When these models encounter new situations they’ve never experienced or new regimes they interpolate in their learning space to a most likely behavior, but the learning space has nothing similar in it, so the behavior can become seemingly random and highly maladapted.

A classical example of this is obviously LLM hallucinations at the edge of their knowledge which an expert in a field can induce by asking questions beyond the horizon of the field. While humans might not have answers, they can pose interesting theories, while LLMs really can’t - if they appear to it’s simply because their training set is so massive they can interpolate into babbling that sounds good. You could assert humans do this to, and it’s true they do at times, but they also don’t at other times and have novel insights beyond their experience. The fact they can do this sometimes and AI mathematically due to its internal structure can’t at any time is the difference.

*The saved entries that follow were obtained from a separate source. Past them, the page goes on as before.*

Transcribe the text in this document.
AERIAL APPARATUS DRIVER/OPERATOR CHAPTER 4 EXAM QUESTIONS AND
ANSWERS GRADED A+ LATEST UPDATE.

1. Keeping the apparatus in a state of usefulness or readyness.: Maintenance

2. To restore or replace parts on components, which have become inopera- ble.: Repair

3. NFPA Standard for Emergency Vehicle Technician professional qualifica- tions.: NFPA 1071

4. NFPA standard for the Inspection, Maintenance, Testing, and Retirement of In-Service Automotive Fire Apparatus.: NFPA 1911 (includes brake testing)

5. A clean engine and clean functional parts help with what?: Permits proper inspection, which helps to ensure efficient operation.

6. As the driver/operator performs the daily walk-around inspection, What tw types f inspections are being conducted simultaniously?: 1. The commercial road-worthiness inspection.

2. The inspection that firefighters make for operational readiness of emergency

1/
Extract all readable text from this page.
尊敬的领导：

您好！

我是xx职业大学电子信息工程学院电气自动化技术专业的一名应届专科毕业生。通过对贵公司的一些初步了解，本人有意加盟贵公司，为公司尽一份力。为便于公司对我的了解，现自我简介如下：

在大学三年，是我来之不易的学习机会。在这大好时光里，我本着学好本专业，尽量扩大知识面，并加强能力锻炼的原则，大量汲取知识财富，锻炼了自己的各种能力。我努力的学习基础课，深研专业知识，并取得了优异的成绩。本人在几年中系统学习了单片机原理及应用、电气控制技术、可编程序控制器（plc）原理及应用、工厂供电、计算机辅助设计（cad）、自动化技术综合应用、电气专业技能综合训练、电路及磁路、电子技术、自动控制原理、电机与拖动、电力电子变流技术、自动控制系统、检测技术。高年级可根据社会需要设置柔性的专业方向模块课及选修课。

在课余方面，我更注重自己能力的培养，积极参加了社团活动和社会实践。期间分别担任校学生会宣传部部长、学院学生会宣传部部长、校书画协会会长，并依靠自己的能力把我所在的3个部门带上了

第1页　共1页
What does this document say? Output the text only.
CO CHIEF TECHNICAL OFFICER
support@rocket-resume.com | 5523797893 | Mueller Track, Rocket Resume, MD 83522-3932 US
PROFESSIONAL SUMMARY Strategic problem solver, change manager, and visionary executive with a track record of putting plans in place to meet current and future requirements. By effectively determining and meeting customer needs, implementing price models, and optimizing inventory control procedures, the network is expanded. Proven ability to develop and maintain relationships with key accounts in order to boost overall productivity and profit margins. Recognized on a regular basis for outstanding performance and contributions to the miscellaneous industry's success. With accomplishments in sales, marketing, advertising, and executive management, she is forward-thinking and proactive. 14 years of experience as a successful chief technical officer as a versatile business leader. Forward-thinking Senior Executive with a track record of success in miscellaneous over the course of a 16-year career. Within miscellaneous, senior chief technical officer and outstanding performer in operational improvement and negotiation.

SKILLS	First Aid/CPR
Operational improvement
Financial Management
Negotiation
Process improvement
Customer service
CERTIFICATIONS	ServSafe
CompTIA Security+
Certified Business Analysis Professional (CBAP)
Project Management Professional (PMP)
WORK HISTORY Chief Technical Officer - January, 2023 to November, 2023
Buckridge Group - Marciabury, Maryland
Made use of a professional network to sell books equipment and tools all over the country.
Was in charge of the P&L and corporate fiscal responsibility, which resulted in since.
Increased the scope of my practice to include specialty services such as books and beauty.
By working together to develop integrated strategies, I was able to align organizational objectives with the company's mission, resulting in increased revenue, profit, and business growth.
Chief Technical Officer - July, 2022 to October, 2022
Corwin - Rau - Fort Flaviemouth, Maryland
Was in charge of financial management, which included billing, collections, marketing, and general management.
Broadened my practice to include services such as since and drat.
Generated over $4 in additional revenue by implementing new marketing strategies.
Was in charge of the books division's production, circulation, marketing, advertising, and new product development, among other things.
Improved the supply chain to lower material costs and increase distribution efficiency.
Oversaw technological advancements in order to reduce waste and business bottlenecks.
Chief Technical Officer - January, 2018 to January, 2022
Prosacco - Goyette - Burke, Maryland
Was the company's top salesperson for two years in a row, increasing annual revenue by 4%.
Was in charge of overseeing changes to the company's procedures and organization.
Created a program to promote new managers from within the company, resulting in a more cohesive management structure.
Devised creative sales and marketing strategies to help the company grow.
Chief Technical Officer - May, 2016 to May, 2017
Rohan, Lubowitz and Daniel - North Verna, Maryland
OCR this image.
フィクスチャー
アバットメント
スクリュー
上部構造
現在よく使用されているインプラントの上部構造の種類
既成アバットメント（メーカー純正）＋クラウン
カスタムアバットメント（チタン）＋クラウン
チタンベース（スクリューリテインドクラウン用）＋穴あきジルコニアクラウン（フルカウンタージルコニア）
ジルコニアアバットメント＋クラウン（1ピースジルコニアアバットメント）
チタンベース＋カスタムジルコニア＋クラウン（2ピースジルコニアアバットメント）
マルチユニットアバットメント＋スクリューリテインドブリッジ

Another example is Go playing AI. They can do really well against expert players until someone plays a nonsense series of plays that are random and the AI begin to play worse than amateurs. You can do this with LLMs too, if you give them enough random nonsense or repeated strings, they just leap into some random spot in their vector space and rant about weirdness. Even GPT4 does this.

The answer isn’t to outlaw driving or to stop pursuing AI driving assistants. It’s to build models with an enormous well labeled corpus that covers almost every possible situation, but also build in fail safes that make it easy for a human to be called to attention and take control when things are confusing the AI.